DVD-Audio Format
In my recent quest to find new music, I bumped in to brand new DVD-A format on which many new demanding music albums are being delivered. It appears that this is definitely the next generation of music quality but there is very little or no information on many of its aspects. Here I’ll try to summarize what I found so far:
This format is capable of delivering very high quality multi-channel surround sound on your home theater system. The DVD-A format is entirely different than usual Dolby Digital or DTS which is used for DVD movies. The quality that could be delivered using DVD-A is superior than Dolby Digital or DTS. If you look in to your DVD disk in Windows Explorer, you will find that there are two folders: Audio_TS and Video_TS. So far, only Video_TS folder was used to put all the movie files on DVDs because industry wasn’t settled on standards for DVD-A format. Recently standards have been finalized and loads of new music albums are now being released in this format. They have content inside Audio_TS folder which contains DVD-A audio tracks in files with extension .aob. Because its brand new format, you need newer DVD players or sound cards to play it. However because most people aren’t going to upgrade their DVD players soon, these audio DVDs supply same sound tracks in Video_TS folder encoded in usual Dolby Digital or DTS which all players knows how to play.

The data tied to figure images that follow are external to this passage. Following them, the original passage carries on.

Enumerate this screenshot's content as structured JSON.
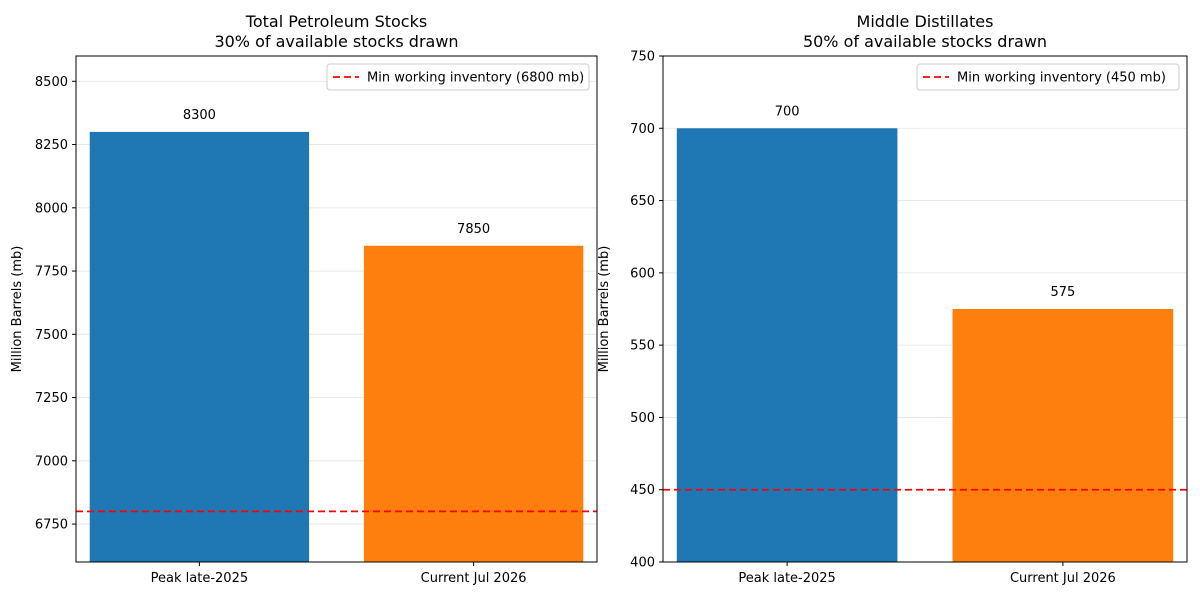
{
  "chart_data": [
    {
      "type": "bar",
      "title": "Total Petroleum Stocks",
      "subtitle": "30% of available stocks drawn",
      "xlabel": "",
      "ylabel": "Million Barrels (mb)",
      "categories": [
        "Peak late-2025",
        "Current Jul 2026"
      ],
      "values": [
        8300,
        7850
      ],
      "data_labels": [
        "8300",
        "7850"
      ],
      "colors": [
        "#1f77b4",
        "#ff7f0e"
      ],
      "ylim": [
        6600,
        8600
      ],
      "yticks": [
        6750,
        7000,
        7250,
        7500,
        7750,
        8000,
        8250,
        8500
      ],
      "grid": "y",
      "reference_line": {
        "value": 6800,
        "label": "Min working inventory (6800 mb)",
        "color": "#ff0000",
        "style": "dashed"
      },
      "legend_position": "top-right"
    },
    {
      "type": "bar",
      "title": "Middle Distillates",
      "subtitle": "50% of available stocks drawn",
      "xlabel": "",
      "ylabel": "Million Barrels (mb)",
      "categories": [
        "Peak late-2025",
        "Current Jul 2026"
      ],
      "values": [
        700,
        575
      ],
      "data_labels": [
        "700",
        "575"
      ],
      "colors": [
        "#1f77b4",
        "#ff7f0e"
      ],
      "ylim": [
        400,
        750
      ],
      "yticks": [
        400,
        450,
        500,
        550,
        600,
        650,
        700,
        750
      ],
      "grid": "y",
      "reference_line": {
        "value": 450,
        "label": "Min working inventory (450 mb)",
        "color": "#ff0000",
        "style": "dashed"
      },
      "legend_position": "top-right"
    }
  ]
}
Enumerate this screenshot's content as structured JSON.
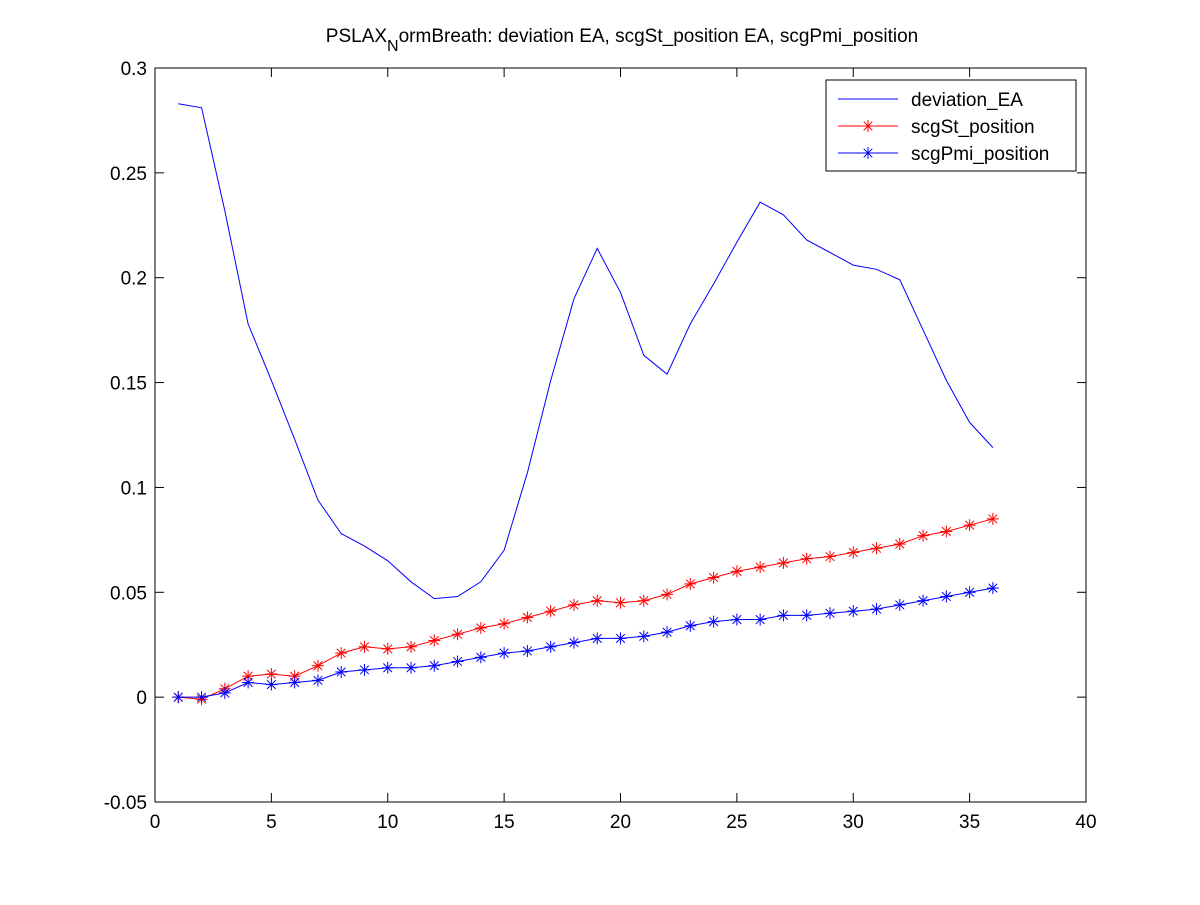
{
  "chart_data": {
    "type": "line",
    "title": "PSLAX",
    "title_subscript": "N",
    "title_rest": "ormBreath: deviation EA, scgSt_position EA, scgPmi_position",
    "xlabel": "",
    "ylabel": "",
    "xlim": [
      0,
      40
    ],
    "ylim": [
      -0.05,
      0.3
    ],
    "xticks": [
      0,
      5,
      10,
      15,
      20,
      25,
      30,
      35,
      40
    ],
    "xtick_labels": [
      "0",
      "5",
      "10",
      "15",
      "20",
      "25",
      "30",
      "35",
      "40"
    ],
    "yticks": [
      -0.05,
      0,
      0.05,
      0.1,
      0.15,
      0.2,
      0.25,
      0.3
    ],
    "ytick_labels": [
      "-0.05",
      "0",
      "0.05",
      "0.1",
      "0.15",
      "0.2",
      "0.25",
      "0.3"
    ],
    "grid": false,
    "legend_position": "top-right",
    "x": [
      1,
      2,
      3,
      4,
      5,
      6,
      7,
      8,
      9,
      10,
      11,
      12,
      13,
      14,
      15,
      16,
      17,
      18,
      19,
      20,
      21,
      22,
      23,
      24,
      25,
      26,
      27,
      28,
      29,
      30,
      31,
      32,
      33,
      34,
      35,
      36
    ],
    "series": [
      {
        "name": "deviation_EA",
        "color": "#0000ff",
        "marker": "none",
        "values": [
          0.283,
          0.281,
          0.232,
          0.178,
          0.151,
          0.123,
          0.094,
          0.078,
          0.072,
          0.065,
          0.055,
          0.047,
          0.048,
          0.055,
          0.07,
          0.107,
          0.151,
          0.19,
          0.214,
          0.193,
          0.163,
          0.154,
          0.178,
          0.197,
          0.217,
          0.236,
          0.23,
          0.218,
          0.212,
          0.206,
          0.204,
          0.199,
          0.175,
          0.151,
          0.131,
          0.119
        ]
      },
      {
        "name": "scgSt_position",
        "color": "#ff0000",
        "marker": "asterisk",
        "values": [
          0.0,
          -0.001,
          0.004,
          0.01,
          0.011,
          0.01,
          0.015,
          0.021,
          0.024,
          0.023,
          0.024,
          0.027,
          0.03,
          0.033,
          0.035,
          0.038,
          0.041,
          0.044,
          0.046,
          0.045,
          0.046,
          0.049,
          0.054,
          0.057,
          0.06,
          0.062,
          0.064,
          0.066,
          0.067,
          0.069,
          0.071,
          0.073,
          0.077,
          0.079,
          0.082,
          0.085
        ]
      },
      {
        "name": "scgPmi_position",
        "color": "#0000ff",
        "marker": "asterisk",
        "values": [
          0.0,
          0.0,
          0.002,
          0.007,
          0.006,
          0.007,
          0.008,
          0.012,
          0.013,
          0.014,
          0.014,
          0.015,
          0.017,
          0.019,
          0.021,
          0.022,
          0.024,
          0.026,
          0.028,
          0.028,
          0.029,
          0.031,
          0.034,
          0.036,
          0.037,
          0.037,
          0.039,
          0.039,
          0.04,
          0.041,
          0.042,
          0.044,
          0.046,
          0.048,
          0.05,
          0.052
        ]
      }
    ]
  }
}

Now say you buy an audio album on DVD disc. Obviously you can’t play it on car stereo or your portable MP3 players because it’s a DVD disc rather than normal audio CD. Or you might want to take backup of your DVD-A disc as WMA Pro files on your PC whcih allows 7.1 surround sound and playback. So what you do? You need to convert DVD disc in to normal Audio disc or rip tracks to MP3s. Unfortunately this isn’t easy. The DVD-A format employs higher level of encryption than usual DVDs. The DVD videos (stored in .vob files) employs copy protection scheme called CSS which can be broken in to very easily using DeCSS or even more friendly DVD Decryptor. But DVD-A format which was developed later has learned lesson from this hack and currently there is no known way to decrypt .aob files which contains DVD-A audio tacks. That means you can’t rip MP3s out of AOB files. Your only way out is to rip off from slightly lower quality Dolby/DTS formatted tracks. The most reliable and easy to use software to do this is DVD Audio Extractor. Fortunately many DVD-A albums also provides LPCM version of tracks along with AC3 (i.e. Dolby Digital)/DTS format. So to burn normal audio CDs or MP3s you might want to choose LPCM version. If DVD-A disc doesn’t contain LPCM tracks, than you are out of luck. The down-mix/demux process employed by most software to convert surround sound from AC3/DTS to plain stereo format doesn’t produce same quality as commercially available stereo tracks. Though you can try some equations to combine 5.1 channels in to stereo using SoftEncode etc and usually DTS works better than AC3.